Este é um Alimenta a Mente diferente. Hoje partilho contigo o meu top 6 de livros de 2017. Estes são alguns dos livros que li este ano e que, de alguma forma me marcaram! Aposto que já os conheces a todos ou quase todos!

A ordem pela qual vou falar destes seis livros é completamente aleatória, sendo que não tem nada a ver com o meu grau de preferência.

Vamos começar?

1. Às 9 no Meu Livro da Sofia Castro Fernandes

 

 

 

Li o livro da querida Sofia em Fevereiro (sim, eu anoto na primeira página dos livros o mês e ano em que os li). Foi dos livros que entrou na minha vida na hora certa. Estava (e estou) a atravessar um período em que o objectivo era reencontrar-me, conhecer-me e arrumar todas as gavetas (muito baralhadas) da minha cabeça.

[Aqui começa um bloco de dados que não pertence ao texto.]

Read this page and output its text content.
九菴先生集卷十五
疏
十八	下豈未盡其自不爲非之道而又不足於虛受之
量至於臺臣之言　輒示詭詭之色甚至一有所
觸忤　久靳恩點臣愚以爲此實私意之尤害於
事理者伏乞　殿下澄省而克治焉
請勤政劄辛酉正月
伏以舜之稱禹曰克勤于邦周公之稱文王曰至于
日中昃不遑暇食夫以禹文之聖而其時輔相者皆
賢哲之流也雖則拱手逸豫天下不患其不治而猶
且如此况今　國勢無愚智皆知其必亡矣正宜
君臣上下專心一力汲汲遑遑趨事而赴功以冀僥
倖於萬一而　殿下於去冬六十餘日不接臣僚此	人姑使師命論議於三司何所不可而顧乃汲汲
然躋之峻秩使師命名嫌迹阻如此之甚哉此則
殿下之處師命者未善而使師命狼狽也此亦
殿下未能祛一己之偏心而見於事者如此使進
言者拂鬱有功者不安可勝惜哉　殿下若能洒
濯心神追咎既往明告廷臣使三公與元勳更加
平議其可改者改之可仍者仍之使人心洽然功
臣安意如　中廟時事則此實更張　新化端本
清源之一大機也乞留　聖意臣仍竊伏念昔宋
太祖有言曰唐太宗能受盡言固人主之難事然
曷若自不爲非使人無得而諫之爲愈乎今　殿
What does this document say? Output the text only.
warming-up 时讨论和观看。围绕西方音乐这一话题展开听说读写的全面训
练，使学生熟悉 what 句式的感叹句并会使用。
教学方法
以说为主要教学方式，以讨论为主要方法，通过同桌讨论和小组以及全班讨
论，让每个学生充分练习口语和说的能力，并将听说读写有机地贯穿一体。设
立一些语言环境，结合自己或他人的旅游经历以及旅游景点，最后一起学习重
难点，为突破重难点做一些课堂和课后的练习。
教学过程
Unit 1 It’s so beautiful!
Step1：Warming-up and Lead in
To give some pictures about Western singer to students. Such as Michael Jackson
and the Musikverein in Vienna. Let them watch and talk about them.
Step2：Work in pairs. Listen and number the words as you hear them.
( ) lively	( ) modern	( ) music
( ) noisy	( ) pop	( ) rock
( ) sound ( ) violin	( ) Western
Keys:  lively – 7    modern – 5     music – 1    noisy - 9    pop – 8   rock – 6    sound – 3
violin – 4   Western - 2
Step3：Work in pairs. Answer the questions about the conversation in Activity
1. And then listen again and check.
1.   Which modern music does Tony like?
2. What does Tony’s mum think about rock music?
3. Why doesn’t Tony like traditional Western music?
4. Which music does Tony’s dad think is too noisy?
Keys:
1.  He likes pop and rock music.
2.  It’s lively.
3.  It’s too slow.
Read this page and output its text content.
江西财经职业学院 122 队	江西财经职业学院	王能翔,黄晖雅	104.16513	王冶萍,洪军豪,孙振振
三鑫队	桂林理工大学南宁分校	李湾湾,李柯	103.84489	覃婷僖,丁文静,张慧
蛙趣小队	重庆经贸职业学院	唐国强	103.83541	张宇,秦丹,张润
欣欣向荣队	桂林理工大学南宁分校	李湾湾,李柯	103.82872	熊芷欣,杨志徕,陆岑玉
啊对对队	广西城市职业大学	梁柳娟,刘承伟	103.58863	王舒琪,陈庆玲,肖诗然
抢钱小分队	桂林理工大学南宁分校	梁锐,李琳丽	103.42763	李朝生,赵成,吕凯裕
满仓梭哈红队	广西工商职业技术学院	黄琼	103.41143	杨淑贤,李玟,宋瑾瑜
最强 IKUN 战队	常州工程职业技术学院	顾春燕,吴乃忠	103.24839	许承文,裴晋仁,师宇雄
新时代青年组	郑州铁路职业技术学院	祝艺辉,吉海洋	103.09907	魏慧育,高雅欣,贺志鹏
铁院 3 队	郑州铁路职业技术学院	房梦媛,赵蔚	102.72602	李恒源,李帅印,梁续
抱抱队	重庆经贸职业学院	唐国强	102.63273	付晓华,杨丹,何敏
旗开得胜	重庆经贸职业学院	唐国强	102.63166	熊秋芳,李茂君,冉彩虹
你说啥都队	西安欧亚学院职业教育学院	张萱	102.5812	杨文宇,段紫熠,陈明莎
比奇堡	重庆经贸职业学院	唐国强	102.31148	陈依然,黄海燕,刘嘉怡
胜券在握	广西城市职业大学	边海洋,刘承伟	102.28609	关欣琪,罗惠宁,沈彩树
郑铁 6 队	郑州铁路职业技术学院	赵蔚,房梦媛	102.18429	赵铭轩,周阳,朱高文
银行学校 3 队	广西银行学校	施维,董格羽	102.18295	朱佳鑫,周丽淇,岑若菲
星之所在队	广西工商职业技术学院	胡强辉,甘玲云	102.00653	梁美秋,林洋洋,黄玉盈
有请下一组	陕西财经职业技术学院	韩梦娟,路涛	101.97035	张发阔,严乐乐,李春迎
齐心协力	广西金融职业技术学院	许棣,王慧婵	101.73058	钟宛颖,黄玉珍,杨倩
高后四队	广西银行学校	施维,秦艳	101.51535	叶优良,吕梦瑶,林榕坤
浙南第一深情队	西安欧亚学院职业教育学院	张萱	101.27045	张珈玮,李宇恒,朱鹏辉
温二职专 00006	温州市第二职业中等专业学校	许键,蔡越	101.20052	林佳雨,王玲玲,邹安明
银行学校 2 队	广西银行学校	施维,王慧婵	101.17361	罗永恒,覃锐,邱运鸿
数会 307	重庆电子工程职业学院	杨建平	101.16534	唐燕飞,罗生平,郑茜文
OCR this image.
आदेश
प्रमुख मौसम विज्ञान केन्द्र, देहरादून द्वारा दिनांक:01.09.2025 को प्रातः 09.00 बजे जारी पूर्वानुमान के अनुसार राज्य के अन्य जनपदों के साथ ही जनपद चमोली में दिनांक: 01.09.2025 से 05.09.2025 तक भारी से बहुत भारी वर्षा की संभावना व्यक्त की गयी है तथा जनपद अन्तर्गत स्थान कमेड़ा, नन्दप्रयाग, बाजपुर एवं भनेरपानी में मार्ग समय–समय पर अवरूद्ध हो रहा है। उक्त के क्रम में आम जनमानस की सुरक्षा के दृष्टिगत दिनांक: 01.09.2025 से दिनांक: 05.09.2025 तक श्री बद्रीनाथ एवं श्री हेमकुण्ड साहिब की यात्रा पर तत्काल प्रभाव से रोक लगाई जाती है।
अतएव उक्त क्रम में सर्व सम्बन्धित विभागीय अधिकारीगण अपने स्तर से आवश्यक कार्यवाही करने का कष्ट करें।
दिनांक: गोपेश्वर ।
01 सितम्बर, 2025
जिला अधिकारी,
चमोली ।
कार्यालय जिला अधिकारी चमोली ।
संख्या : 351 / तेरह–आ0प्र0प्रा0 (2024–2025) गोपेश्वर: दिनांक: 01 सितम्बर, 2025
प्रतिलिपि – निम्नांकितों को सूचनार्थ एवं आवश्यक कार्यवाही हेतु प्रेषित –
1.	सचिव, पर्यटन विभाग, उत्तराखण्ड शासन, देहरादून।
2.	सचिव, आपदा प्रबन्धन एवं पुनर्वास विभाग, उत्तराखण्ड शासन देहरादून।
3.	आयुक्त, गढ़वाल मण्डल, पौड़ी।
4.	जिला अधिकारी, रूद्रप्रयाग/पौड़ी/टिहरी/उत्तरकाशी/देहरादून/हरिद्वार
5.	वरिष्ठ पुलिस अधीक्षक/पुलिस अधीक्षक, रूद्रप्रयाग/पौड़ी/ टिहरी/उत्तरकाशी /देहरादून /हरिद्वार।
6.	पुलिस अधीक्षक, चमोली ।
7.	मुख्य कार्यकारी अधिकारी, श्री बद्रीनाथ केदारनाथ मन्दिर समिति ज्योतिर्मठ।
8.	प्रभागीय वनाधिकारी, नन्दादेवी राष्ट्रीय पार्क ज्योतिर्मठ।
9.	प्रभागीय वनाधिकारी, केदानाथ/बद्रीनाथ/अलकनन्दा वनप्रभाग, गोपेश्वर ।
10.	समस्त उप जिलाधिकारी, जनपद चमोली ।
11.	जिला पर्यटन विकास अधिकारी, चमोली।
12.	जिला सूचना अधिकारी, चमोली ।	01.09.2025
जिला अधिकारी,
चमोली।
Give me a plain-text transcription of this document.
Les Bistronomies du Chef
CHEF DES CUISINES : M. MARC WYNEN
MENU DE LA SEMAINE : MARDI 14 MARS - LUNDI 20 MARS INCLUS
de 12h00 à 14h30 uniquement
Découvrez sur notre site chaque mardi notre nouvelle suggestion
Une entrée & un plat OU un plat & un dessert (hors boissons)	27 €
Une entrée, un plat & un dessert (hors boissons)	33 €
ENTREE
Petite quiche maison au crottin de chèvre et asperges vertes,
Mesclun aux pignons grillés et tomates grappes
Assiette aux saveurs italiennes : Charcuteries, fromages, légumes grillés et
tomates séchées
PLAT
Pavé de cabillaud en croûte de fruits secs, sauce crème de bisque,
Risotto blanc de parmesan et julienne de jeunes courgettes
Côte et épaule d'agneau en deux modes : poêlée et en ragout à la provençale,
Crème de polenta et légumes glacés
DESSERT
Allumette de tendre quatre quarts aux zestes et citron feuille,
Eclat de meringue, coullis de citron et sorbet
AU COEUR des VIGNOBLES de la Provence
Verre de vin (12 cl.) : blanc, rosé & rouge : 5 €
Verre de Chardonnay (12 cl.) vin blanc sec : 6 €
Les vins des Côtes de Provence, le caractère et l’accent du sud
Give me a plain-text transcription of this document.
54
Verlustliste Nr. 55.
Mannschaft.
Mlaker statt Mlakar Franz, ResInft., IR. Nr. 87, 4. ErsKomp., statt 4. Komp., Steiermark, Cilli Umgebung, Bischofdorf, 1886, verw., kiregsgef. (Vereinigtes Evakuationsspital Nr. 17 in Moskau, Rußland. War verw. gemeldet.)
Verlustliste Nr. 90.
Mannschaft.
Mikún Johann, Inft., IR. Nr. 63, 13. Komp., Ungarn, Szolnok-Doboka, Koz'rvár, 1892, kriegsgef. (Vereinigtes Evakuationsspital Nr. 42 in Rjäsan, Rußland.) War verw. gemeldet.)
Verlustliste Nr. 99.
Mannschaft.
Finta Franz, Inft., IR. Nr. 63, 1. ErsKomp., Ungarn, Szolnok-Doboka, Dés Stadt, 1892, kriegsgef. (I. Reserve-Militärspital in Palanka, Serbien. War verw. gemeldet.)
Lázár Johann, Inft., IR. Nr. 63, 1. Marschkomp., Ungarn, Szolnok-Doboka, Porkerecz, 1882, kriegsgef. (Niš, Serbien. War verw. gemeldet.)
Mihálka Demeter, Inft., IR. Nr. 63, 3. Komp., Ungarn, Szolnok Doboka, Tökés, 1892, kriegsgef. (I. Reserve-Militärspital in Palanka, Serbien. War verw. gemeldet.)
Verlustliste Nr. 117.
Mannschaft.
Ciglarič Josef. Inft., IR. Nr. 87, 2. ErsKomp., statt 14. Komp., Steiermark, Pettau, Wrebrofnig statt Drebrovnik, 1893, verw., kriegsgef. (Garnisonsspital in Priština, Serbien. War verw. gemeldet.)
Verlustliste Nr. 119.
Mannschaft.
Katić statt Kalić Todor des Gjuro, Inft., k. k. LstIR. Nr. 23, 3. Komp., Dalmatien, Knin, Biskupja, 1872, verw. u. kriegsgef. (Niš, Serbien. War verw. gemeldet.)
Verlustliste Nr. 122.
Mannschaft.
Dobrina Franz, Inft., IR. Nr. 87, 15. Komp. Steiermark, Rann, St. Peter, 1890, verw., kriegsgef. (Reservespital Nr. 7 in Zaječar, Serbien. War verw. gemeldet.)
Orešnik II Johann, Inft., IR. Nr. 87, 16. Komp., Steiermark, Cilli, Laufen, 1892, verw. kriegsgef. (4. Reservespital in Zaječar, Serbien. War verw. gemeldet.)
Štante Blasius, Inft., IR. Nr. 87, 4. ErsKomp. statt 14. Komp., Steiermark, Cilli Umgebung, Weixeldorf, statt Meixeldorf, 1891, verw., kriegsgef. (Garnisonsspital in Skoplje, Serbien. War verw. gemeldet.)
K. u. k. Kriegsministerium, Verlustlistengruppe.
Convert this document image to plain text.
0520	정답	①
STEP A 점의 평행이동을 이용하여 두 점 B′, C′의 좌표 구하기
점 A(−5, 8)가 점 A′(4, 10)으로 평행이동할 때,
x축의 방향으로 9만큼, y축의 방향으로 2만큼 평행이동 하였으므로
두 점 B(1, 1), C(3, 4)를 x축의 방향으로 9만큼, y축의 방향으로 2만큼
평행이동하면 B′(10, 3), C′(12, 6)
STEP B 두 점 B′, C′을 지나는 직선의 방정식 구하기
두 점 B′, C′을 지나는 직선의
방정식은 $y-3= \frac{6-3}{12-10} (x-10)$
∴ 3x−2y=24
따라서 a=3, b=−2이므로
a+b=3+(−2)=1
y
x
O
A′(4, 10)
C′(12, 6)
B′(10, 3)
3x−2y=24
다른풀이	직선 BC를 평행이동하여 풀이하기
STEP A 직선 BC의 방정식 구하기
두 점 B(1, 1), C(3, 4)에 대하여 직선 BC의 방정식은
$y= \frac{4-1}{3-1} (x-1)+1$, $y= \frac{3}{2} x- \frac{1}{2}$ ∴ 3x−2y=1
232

Acho que este livro nem precisa de apresentações. A Sofia escreve de uma forma tão mas tão bonita. E é mesmo muito fácil gostar dela (mesmo sem a conhecer!) e daquilo que ela nos transmite através do seu blog (e agora do livro!).

Tal como escreve a Sofia, este livro é composto por “textos desorganizados pela ordem que os dias vão trazendo, num quase diário de quem atravessa a vida com a certeza de que existe sempre uma boa razão e um lado bom para tudo o que nos acontece. Uma esperança, uma luz, o acreditar que a vida vale sempre a pena.”.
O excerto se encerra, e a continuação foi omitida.